Cuando la política toma cuerpo en forma de un gobierno autoritario e intolerante o dictadura; las ciencias, las letras y el arte se convierten en su víctima, ya sea porque le oponen resistencia o porque le sirven dócilmente. Ya lo dijo Lenin: “Si los axiomas matemáticos chocasen con los intereses de los hombres, existiese alguien quien los refutase”. Eso mismo hacen los gobiernos cavernarios, oponerse a los axiomas ya establecidos y violentar las leyes con fines de lucro personal.

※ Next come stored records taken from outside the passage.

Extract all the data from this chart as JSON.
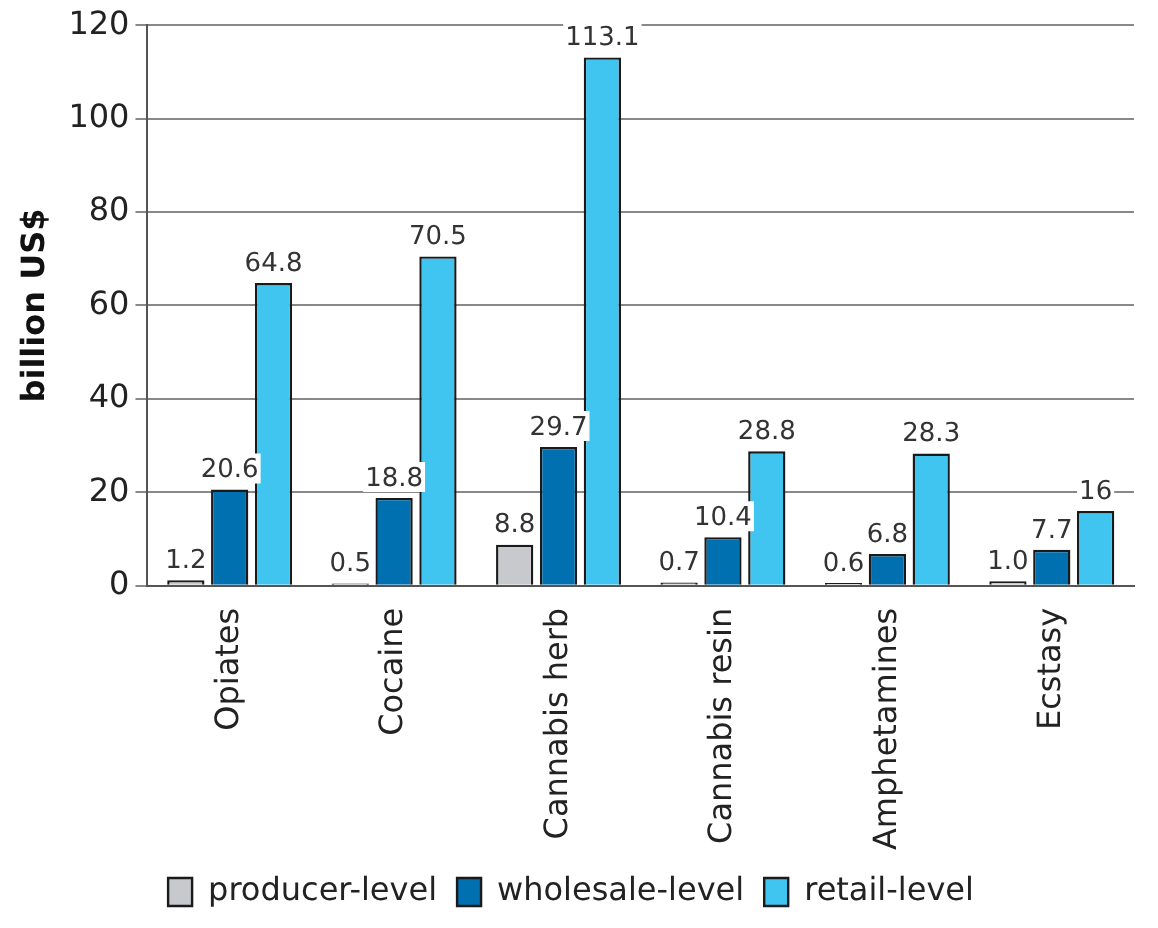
{
  "chart_data": {
    "type": "bar",
    "ylabel": "billion US$",
    "categories": [
      "Opiates",
      "Cocaine",
      "Cannabis herb",
      "Cannabis resin",
      "Amphetamines",
      "Ecstasy"
    ],
    "series": [
      {
        "name": "producer-level",
        "color": "#c8c9cc",
        "values": [
          1.2,
          0.5,
          8.8,
          0.7,
          0.6,
          1.0
        ],
        "value_labels": [
          "1.2",
          "0.5",
          "8.8",
          "0.7",
          "0.6",
          "1.0"
        ]
      },
      {
        "name": "wholesale-level",
        "color": "#0070b0",
        "values": [
          20.6,
          18.8,
          29.7,
          10.4,
          6.8,
          7.7
        ],
        "value_labels": [
          "20.6",
          "18.8",
          "29.7",
          "10.4",
          "6.8",
          "7.7"
        ]
      },
      {
        "name": "retail-level",
        "color": "#40c4f0",
        "values": [
          64.8,
          70.5,
          113.1,
          28.8,
          28.3,
          16
        ],
        "value_labels": [
          "64.8",
          "70.5",
          "113.1",
          "28.8",
          "28.3",
          "16"
        ]
      }
    ],
    "ylim": [
      0,
      120
    ],
    "yticks": [
      0,
      20,
      40,
      60,
      80,
      100,
      120
    ],
    "grid": "y",
    "legend": "bottom"
  }
}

Hay muchos intelectuales y artistas en nuestro medio que se mantienen agazapados o escondidos tras la coraza de la tortuga para no convertirse en víctimas del látigo del amo que los gobierna. Una crítica oímos del respetado intelectual Gustavo Adolfo Vargas, después largo silencio, para reaparecer con temas internacionales. Los temas nacionales desaparecieron de su agenda. Eso alimenta más a la fiera que se nutre de la savia de sus devotos y aplasta los destellos neuronales de independencia.

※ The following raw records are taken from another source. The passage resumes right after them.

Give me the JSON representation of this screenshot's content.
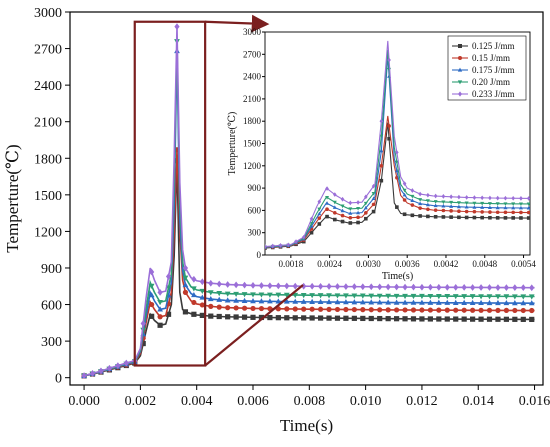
{
  "chart_data": [
    {
      "id": "main",
      "type": "line",
      "xlabel": "Time(s)",
      "ylabel": "Temperture(℃)",
      "xlim": [
        -0.0005,
        0.0163
      ],
      "ylim": [
        -60,
        3000
      ],
      "xticks": [
        "0.000",
        "0.002",
        "0.004",
        "0.006",
        "0.008",
        "0.010",
        "0.012",
        "0.014",
        "0.016"
      ],
      "yticks": [
        "0",
        "300",
        "600",
        "900",
        "1200",
        "1500",
        "1800",
        "2100",
        "2400",
        "2700",
        "3000"
      ],
      "series": [
        {
          "name": "0.125 J/mm",
          "color": "#3a3a3a",
          "marker": "square",
          "x": [
            0,
            0.0005,
            0.001,
            0.0015,
            0.0018,
            0.002,
            0.0022,
            0.00235,
            0.0025,
            0.0027,
            0.0029,
            0.0031,
            0.0032,
            0.0033,
            0.0034,
            0.0035,
            0.0036,
            0.0038,
            0.004,
            0.0045,
            0.005,
            0.006,
            0.007,
            0.008,
            0.009,
            0.01,
            0.011,
            0.012,
            0.013,
            0.014,
            0.015,
            0.016
          ],
          "y": [
            15,
            40,
            70,
            100,
            120,
            180,
            380,
            520,
            470,
            430,
            440,
            600,
            1000,
            1780,
            700,
            560,
            540,
            525,
            515,
            505,
            500,
            495,
            492,
            490,
            488,
            486,
            484,
            482,
            481,
            480,
            479,
            478
          ]
        },
        {
          "name": "0.15 J/mm",
          "color": "#c0392b",
          "marker": "circle",
          "x": [
            0,
            0.0005,
            0.001,
            0.0015,
            0.0018,
            0.002,
            0.0022,
            0.00235,
            0.0025,
            0.0027,
            0.0029,
            0.0031,
            0.0032,
            0.0033,
            0.0034,
            0.0035,
            0.0036,
            0.0038,
            0.004,
            0.0045,
            0.005,
            0.006,
            0.007,
            0.008,
            0.009,
            0.01,
            0.011,
            0.012,
            0.013,
            0.014,
            0.015,
            0.016
          ],
          "y": [
            15,
            42,
            75,
            105,
            125,
            200,
            450,
            620,
            560,
            500,
            510,
            700,
            1200,
            1870,
            1200,
            800,
            700,
            630,
            605,
            585,
            575,
            568,
            565,
            562,
            560,
            558,
            556,
            555,
            554,
            553,
            552,
            551
          ]
        },
        {
          "name": "0.175 J/mm",
          "color": "#2e6bc4",
          "marker": "triangle",
          "x": [
            0,
            0.0005,
            0.001,
            0.0015,
            0.0018,
            0.002,
            0.0022,
            0.00235,
            0.0025,
            0.0027,
            0.0029,
            0.0031,
            0.0032,
            0.0033,
            0.0034,
            0.0035,
            0.0036,
            0.0038,
            0.004,
            0.0045,
            0.005,
            0.006,
            0.007,
            0.008,
            0.009,
            0.01,
            0.011,
            0.012,
            0.013,
            0.014,
            0.015,
            0.016
          ],
          "y": [
            15,
            44,
            78,
            110,
            130,
            215,
            500,
            700,
            630,
            560,
            570,
            780,
            1400,
            2680,
            1300,
            880,
            760,
            690,
            665,
            645,
            635,
            628,
            625,
            622,
            620,
            618,
            616,
            615,
            614,
            613,
            612,
            611
          ]
        },
        {
          "name": "0.20 J/mm",
          "color": "#2e9e74",
          "marker": "triangle-down",
          "x": [
            0,
            0.0005,
            0.001,
            0.0015,
            0.0018,
            0.002,
            0.0022,
            0.00235,
            0.0025,
            0.0027,
            0.0029,
            0.0031,
            0.0032,
            0.0033,
            0.0034,
            0.0035,
            0.0036,
            0.0038,
            0.004,
            0.0045,
            0.005,
            0.006,
            0.007,
            0.008,
            0.009,
            0.01,
            0.011,
            0.012,
            0.013,
            0.014,
            0.015,
            0.016
          ],
          "y": [
            16,
            46,
            80,
            115,
            135,
            225,
            560,
            780,
            700,
            620,
            630,
            850,
            1600,
            2760,
            1450,
            950,
            820,
            745,
            720,
            700,
            690,
            683,
            680,
            677,
            675,
            673,
            671,
            670,
            669,
            668,
            667,
            666
          ]
        },
        {
          "name": "0.233 J/mm",
          "color": "#9b6fd8",
          "marker": "diamond",
          "x": [
            0,
            0.0005,
            0.001,
            0.0015,
            0.0018,
            0.002,
            0.0022,
            0.00235,
            0.0025,
            0.0027,
            0.0029,
            0.0031,
            0.0032,
            0.0033,
            0.0034,
            0.0035,
            0.0036,
            0.0038,
            0.004,
            0.0045,
            0.005,
            0.006,
            0.007,
            0.008,
            0.009,
            0.01,
            0.011,
            0.012,
            0.013,
            0.014,
            0.015,
            0.016
          ],
          "y": [
            17,
            48,
            85,
            120,
            140,
            240,
            650,
            900,
            800,
            700,
            710,
            950,
            1800,
            2880,
            1600,
            1050,
            900,
            820,
            795,
            775,
            765,
            757,
            753,
            750,
            748,
            746,
            744,
            742,
            741,
            740,
            739,
            738
          ]
        }
      ]
    },
    {
      "id": "inset",
      "type": "line",
      "xlabel": "Time(s)",
      "ylabel": "Temperture(℃)",
      "xlim": [
        0.0014,
        0.0055
      ],
      "ylim": [
        0,
        3000
      ],
      "xticks": [
        "0.0018",
        "0.0024",
        "0.0030",
        "0.0036",
        "0.0042",
        "0.0048",
        "0.0054"
      ],
      "yticks": [
        "0",
        "300",
        "600",
        "900",
        "1200",
        "1500",
        "1800",
        "2100",
        "2400",
        "2700",
        "3000"
      ],
      "legend": "top-right"
    }
  ]
}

Rubén Darío tenía razón: “¡Quiera Dios que la juventud procure tomar ese camino- el del estudio desinteresado de las cosas del espíritu-en lugar de entretener la inteligencia, de una manera inútil, en cuestiones de política militante, que no producen más que fatales desavenencias y frutos dañinos y faltos de savia fecunda!”. (El Diario Nicaragüense, Granada, septiembre de 1884).

No sea éste un llamado a la indiferencia o a la enajenación, pero sí un llamado a no dejarse instrumentalizar y sobre todo no descuidar lo infinito y lo bello, lo verdaderamente absoluto. Lo otro es vanidad de vanidades.

Algunos hechos recientes traen consigo malos augurios. Cortarle oficialmente la luz a un show humorístico de Luis Enrique Calderón es un acto de cobardía. El humor también es arte y las risas que produce en tiempos de gripe porcina son un estimulante inmunológico. Un gobierno que le teme al humor es sospechoso. La cámara matizona que tanto cabaretizó a Doña Violeta Barrios en todas sus formas y posiciones nunca fue censurada ni directa ni indirectamente. Solo se ofende aquel que no conoce el carácter saludable de la risa. Al escritor Sergio Ramírez Mercado, se le cerraron las puertas del Alma Máter de León. Craso error. ¿Por qué no una discusión constructiva de masas grises? En vez del palo y la mordaza. En una marcha del 8 de agosto del presente año salieron unos cuantos garroteados y otros tantos apedreados. ¿Es ésa la cultura política y la civilización que se nos quiere imponer en el siglo XXI ?
El peor error que podemos cometer los nicaragüenses, sobre todo aquellos que tienen la posibilidad de expresarse en alto, es: callarnos, permitir el abuso y tolerar el arte cavernario de gobernar. Sin la existencia de un Juan Montalvo en Ecuador, que se opuso a cuanta dictadura se le cruzó por el camino, sin un José Martí en Cuba, sin un Simón Rodríguez alias “Samuel Robinson”, padre y maestro mágico de Simón Bolívar, sin un José Carlos Mariátegui en Perú, sin un Augusto César Sandino y un Carlos Fonseca Amador, hoy nuestra América cabalgaría errante en hombros de tiranos.

Simón Rodríguez escribía: “ Al que no sabe, cualquiera lo engaña. Al que no tiene, cualquiera lo compra”.